Rev Port Med Geral Fam vol.29 no.1 Lisboa jan. 2013

 

CLUBE DE LEITURA

Rastreio do cancro da mama: leges artis ou primum non nocere?

Breast cancer screening: leges artis or primum non nocere?

João Pedro Fallé

Interno de Formação Específica em Medicina Geral e Familiar, USF Lagoa, ULS Matosinhos


 

Independent UK Panel on Breast Cancer Screening. The benefits and harms of breast cancer screening: an independent review. Lancet 2012 Nov 17; 380 (9855): 1778-86.

 

Introdução

O rastreio do cancro da mama através de mamografia foi implementado em Inglaterra pelo National Health System Breast Cancer Screening Programme em 1988. Estudos sobre o follow-up das mulheres submetidas a este rastreio conduziram ao debate sobre os potenciais benefícios do rastreio do cancro da mama, centrado na redução da mortalidade atribuível ao rastreio, o número de sobrediagnósticos e a análise dos riscos e benefícios. Os autores deste artigo fizeram uma revisão dos trabalhos publicados até à data, focando-se nos efeitos do rastreio do cancro da mama do Reino Unido (mamografia trianual entre os 50 e os 70 anos de idade) a nível da mortalidade e sobrediagnóstico.
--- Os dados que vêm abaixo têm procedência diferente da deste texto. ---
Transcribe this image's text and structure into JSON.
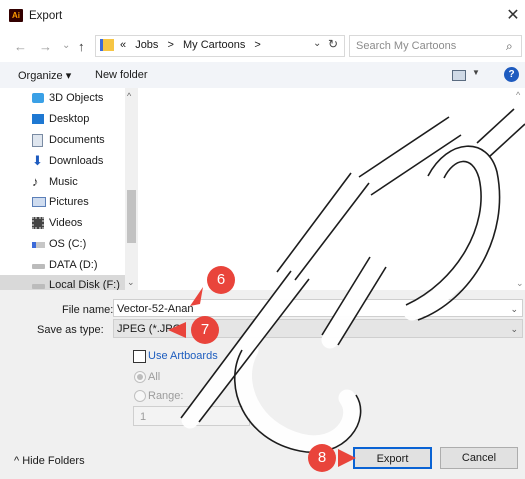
{
  "window": {
    "title": "Export",
    "app_icon_text": "Ai",
    "close_glyph": "✕"
  },
  "nav": {
    "back": "←",
    "forward": "→",
    "recent": "⌄",
    "up": "↑"
  },
  "address": {
    "overflow": "«",
    "crumbs": [
      "Jobs",
      ">",
      "My Cartoons",
      ">"
    ],
    "dropdown": "⌄",
    "refresh": "↻"
  },
  "search": {
    "placeholder": "Search My Cartoons",
    "icon": "⌕"
  },
  "toolbar": {
    "organize": "Organize ▾",
    "new_folder": "New folder",
    "view_down": "▼",
    "help": "?"
  },
  "sidebar": {
    "items": [
      {
        "label": "3D Objects",
        "icon": "cube-icon",
        "color": "#3aa0e6"
      },
      {
        "label": "Desktop",
        "icon": "desktop-icon",
        "color": "#1e78d2"
      },
      {
        "label": "Documents",
        "icon": "documents-icon",
        "color": "#7a8ba3"
      },
      {
        "label": "Downloads",
        "icon": "download-icon",
        "color": "#1e5bbf"
      },
      {
        "label": "Music",
        "icon": "music-icon",
        "color": "#333333"
      },
      {
        "label": "Pictures",
        "icon": "pictures-icon",
        "color": "#5b7fb8"
      },
      {
        "label": "Videos",
        "icon": "videos-icon",
        "color": "#444444"
      },
      {
        "label": "OS (C:)",
        "icon": "drive-os-icon",
        "color": "#3d6bd9"
      },
      {
        "label": "DATA (D:)",
        "icon": "drive-icon",
        "color": "#777777"
      },
      {
        "label": "Local Disk (F:)",
        "icon": "drive-icon",
        "color": "#777777"
      }
    ]
  },
  "scroll": {
    "up": "^",
    "down": "⌄"
  },
  "form": {
    "filename_label": "File name:",
    "filename_value": "Vector-52-Anan",
    "savetype_label": "Save as type:",
    "savetype_value": "JPEG (*.JPG)",
    "dropdown": "⌄",
    "use_artboards": "Use Artboards",
    "all": "All",
    "range": "Range:",
    "range_value": "1"
  },
  "footer": {
    "hide_folders": "^  Hide Folders",
    "export": "Export",
    "cancel": "Cancel"
  },
  "callouts": {
    "six": "6",
    "seven": "7",
    "eight": "8"
  },
  "colors": {
    "accent": "#0a63d4",
    "callout": "#e9443b",
    "link": "#1d5dbf"
  }
}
O Efeito do Rastreio na Mortalidade

O objetivo do rastreio é antecipar o momento do diagnóstico de modo a que o prognóstico possa ser melhorado através de uma intervenção terapêutica precoce. O diagnóstico precoce leva a um aumento aparente na incidência do cancro da mama e a um aumento do tempo entre o diagnóstico e a morte. Assim, a medida de ganho será a redução na mortalidade por cancro da mama em mulheres submetidas a rastreio por mamografia em relação às não submetidas.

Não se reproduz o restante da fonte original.